Suddenly the traffic becomes slightly more bearable when you can get home before sunset. You start to pretend that we’ll not need your rain jackets, and the thought of fully abandoning them will occasionally ruin a hike or kill you on Rainier if you’re unlucky. You’ll make excuses to start going on walks in the evenings. You’re able to sit outside for dinner with increasing frequency, if not while being cold because you didn’t think you’d still need a jacket. It’s hope. It just gets better every day.

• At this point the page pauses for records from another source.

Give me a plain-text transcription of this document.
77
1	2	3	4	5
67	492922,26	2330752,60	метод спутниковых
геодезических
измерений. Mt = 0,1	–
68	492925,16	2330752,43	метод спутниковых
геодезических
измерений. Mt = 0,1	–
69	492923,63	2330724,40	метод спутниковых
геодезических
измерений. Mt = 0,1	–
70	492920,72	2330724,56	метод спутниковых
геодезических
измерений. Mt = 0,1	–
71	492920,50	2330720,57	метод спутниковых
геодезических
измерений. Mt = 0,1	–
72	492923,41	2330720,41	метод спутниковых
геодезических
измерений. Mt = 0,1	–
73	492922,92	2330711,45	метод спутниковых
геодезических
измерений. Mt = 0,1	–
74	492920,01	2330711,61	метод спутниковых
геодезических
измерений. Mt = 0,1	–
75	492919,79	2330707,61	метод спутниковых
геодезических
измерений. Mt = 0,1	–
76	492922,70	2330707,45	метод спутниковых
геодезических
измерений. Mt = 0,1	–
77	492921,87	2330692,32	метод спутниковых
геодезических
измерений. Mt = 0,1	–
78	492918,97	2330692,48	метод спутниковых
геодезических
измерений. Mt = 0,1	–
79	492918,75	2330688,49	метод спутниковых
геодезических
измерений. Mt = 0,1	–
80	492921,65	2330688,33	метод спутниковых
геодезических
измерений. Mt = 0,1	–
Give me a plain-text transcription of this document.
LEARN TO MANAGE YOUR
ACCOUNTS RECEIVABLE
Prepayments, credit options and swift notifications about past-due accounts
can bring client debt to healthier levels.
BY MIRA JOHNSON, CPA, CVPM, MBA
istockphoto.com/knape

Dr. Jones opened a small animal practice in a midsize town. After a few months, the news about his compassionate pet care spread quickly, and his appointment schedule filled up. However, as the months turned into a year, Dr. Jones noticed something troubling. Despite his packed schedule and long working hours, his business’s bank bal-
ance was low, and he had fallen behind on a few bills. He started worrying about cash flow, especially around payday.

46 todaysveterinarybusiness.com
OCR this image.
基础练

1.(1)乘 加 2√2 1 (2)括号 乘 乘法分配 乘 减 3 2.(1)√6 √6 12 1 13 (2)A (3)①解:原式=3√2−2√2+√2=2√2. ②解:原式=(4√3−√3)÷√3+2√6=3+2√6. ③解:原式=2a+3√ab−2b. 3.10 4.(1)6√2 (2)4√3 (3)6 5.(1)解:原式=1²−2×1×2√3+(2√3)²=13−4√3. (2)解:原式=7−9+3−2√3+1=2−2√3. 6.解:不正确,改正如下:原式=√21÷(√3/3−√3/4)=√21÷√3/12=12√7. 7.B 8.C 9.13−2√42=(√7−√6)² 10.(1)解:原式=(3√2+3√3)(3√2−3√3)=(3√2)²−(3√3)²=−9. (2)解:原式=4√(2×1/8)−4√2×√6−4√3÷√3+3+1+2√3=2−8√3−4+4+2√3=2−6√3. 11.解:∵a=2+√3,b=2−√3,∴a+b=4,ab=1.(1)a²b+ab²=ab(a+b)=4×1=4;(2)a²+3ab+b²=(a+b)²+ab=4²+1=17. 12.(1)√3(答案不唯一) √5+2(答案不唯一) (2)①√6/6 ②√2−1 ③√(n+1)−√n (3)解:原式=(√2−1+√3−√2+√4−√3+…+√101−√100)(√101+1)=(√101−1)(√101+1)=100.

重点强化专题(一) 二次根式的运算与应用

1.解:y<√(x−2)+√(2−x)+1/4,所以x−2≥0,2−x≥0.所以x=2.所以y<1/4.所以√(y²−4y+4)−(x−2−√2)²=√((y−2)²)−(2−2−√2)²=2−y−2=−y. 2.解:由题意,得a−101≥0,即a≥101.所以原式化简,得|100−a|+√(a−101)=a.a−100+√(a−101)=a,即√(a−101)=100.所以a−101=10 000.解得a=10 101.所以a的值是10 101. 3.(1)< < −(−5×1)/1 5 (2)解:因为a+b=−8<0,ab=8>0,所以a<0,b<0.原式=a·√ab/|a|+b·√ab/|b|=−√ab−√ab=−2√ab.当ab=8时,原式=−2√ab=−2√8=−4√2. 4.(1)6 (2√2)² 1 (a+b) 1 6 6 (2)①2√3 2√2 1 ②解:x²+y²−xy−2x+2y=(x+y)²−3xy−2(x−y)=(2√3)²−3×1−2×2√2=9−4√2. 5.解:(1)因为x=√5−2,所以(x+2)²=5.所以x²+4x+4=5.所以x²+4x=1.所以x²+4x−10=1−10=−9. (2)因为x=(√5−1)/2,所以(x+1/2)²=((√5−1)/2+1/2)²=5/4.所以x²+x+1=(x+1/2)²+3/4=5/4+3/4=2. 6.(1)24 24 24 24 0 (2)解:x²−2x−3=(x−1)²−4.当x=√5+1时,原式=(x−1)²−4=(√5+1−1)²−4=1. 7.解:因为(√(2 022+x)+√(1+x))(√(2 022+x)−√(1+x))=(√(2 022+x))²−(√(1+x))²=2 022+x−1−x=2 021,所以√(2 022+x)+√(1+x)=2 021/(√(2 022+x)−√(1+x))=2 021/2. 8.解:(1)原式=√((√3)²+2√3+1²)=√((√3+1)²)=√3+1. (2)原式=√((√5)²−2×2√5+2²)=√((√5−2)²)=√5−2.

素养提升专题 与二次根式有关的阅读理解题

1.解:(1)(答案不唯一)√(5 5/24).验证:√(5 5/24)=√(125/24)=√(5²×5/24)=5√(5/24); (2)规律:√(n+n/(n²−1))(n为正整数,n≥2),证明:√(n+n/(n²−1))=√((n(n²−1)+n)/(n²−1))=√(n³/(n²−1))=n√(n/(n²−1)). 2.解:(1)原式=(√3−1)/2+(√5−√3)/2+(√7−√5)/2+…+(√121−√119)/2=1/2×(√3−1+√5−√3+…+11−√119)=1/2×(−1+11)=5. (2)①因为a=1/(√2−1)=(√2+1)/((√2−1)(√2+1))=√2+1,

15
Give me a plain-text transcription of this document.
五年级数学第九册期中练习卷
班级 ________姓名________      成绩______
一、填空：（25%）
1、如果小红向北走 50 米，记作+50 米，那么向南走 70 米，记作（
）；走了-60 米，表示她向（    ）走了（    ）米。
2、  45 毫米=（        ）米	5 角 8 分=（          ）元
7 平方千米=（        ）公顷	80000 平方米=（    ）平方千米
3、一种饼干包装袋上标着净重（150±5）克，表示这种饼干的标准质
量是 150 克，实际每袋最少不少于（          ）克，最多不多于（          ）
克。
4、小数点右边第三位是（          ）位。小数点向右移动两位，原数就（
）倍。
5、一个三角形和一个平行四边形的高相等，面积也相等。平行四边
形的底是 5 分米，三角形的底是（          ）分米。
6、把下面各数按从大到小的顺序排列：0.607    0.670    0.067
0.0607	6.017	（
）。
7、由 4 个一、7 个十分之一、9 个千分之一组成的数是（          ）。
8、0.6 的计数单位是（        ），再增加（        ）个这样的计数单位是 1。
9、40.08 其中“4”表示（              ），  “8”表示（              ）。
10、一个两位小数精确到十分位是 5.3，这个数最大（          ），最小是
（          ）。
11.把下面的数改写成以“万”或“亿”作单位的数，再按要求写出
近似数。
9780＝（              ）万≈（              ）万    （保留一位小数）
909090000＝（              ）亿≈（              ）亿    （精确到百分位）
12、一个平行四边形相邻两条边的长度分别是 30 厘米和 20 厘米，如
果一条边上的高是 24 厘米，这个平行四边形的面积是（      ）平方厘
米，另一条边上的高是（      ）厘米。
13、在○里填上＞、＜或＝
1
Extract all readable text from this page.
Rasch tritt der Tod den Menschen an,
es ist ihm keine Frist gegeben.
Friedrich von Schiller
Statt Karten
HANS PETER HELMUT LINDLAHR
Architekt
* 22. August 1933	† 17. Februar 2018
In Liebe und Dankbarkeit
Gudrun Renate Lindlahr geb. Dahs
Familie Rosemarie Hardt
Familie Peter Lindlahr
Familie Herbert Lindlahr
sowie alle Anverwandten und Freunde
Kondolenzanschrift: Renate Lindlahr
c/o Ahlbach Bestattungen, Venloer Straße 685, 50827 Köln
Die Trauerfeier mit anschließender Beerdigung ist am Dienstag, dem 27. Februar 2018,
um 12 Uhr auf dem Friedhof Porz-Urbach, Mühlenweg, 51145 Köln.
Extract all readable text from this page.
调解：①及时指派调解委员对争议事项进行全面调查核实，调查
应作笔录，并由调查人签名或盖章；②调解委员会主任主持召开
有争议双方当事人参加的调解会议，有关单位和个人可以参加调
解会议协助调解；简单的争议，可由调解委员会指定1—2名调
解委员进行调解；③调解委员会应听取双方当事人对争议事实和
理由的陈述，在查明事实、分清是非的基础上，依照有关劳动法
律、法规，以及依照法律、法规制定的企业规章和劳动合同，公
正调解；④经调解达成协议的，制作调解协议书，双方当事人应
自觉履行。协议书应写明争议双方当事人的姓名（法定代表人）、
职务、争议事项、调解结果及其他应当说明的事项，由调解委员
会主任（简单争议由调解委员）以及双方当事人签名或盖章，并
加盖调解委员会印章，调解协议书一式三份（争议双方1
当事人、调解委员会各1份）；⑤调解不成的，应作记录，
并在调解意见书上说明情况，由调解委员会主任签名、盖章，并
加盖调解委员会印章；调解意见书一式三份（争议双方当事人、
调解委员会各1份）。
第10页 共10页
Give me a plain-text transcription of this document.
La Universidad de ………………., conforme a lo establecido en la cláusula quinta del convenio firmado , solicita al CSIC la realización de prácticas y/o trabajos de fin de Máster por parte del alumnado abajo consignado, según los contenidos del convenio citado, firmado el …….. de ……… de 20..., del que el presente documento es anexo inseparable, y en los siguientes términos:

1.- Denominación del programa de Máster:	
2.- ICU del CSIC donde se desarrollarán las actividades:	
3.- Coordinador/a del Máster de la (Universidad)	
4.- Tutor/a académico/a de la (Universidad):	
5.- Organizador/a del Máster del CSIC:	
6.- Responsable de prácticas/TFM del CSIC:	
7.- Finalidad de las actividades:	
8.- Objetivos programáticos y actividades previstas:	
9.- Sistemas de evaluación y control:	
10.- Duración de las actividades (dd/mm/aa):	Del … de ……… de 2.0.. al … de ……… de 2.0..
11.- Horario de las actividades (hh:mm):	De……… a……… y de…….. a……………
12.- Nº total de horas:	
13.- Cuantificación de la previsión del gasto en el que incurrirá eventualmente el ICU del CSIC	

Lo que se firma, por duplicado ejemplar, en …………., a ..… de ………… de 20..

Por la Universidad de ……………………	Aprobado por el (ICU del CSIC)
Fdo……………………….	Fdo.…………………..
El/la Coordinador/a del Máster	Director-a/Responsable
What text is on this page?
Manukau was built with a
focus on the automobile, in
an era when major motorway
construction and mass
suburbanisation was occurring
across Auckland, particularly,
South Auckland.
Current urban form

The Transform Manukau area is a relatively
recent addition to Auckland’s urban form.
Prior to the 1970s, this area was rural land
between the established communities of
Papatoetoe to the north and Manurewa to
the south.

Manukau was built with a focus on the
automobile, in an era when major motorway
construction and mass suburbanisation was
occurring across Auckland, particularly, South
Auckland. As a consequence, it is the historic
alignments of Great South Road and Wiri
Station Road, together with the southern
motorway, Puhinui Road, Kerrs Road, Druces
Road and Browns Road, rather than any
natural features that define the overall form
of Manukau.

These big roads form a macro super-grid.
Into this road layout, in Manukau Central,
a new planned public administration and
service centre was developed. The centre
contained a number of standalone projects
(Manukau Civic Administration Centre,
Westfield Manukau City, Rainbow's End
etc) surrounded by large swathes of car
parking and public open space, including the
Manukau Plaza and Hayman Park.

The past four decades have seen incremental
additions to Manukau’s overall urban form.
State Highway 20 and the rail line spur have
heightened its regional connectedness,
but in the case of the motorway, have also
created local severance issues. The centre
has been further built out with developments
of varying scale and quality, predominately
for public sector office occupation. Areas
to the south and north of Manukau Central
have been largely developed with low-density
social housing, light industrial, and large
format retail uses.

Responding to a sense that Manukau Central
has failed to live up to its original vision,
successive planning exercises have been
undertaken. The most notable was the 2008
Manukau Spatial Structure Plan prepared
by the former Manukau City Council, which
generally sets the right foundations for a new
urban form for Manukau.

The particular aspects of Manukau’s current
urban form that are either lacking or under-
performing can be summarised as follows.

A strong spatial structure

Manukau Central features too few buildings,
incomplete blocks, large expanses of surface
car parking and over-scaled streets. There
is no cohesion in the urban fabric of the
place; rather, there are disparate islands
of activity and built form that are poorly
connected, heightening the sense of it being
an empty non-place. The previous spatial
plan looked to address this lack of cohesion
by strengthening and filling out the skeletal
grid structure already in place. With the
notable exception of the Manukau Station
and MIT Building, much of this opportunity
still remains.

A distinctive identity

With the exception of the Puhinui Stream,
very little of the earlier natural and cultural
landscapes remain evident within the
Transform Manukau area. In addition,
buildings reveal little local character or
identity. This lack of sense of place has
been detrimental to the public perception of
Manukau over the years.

When summer finally arrives the morning after July 4th, so begins one of the greatest human experiences — usually a solid three months of cloudless skies, temperatures in the mid-80s, and the most blissfully warm, comfortable heat. You can be outside all day and not be hot. And make no mistake, you’ll be outside a lot. You and everyone else in the whole damned Pacific Northwest. The world is truly alive, from San Francisco to Anchorage. One giant swath of happiness, reveling in summer. There’s no better reward for battling half the year in darkness. It feels like it lasts forever, and you love every minute of summer. Every damn minute. In fact, you’re so happy that you welcome the first fall rains that begin turning the air crisp and cool. The next couple months are the most perfect, and it’s only once the heavy, cold November storms set in that you begin the cycle anew.

Do that a few times and you’ll begin to really appreciate everything that goes on out here. A deep respect develops for the sometimes oppressive northwest climate that dictates the livelihood of everyone living here. You begin to understand how the world around you directly impacts your happiness and well-being. Everything in the Pacific Northwest is connected, and the rich biodiversity that developed has been revered and cultivated. Seattle has so much to offer; people come here for a reason. They want something new. They live for the future. They embrace the local economy, they encourage sustainability, and they promote high social standards.

I of course had those experiences, felt those emotions, and shared those ideals, but I never started putting it all together until I left. Indeed, one last Mighty-O donut and we were off, and the immediate understanding of what it all meant began forming in my mind. Exactly what I was leaving behind — everything that made Seattle incredible. A city so far out of the way. There’s nothing like it in the world.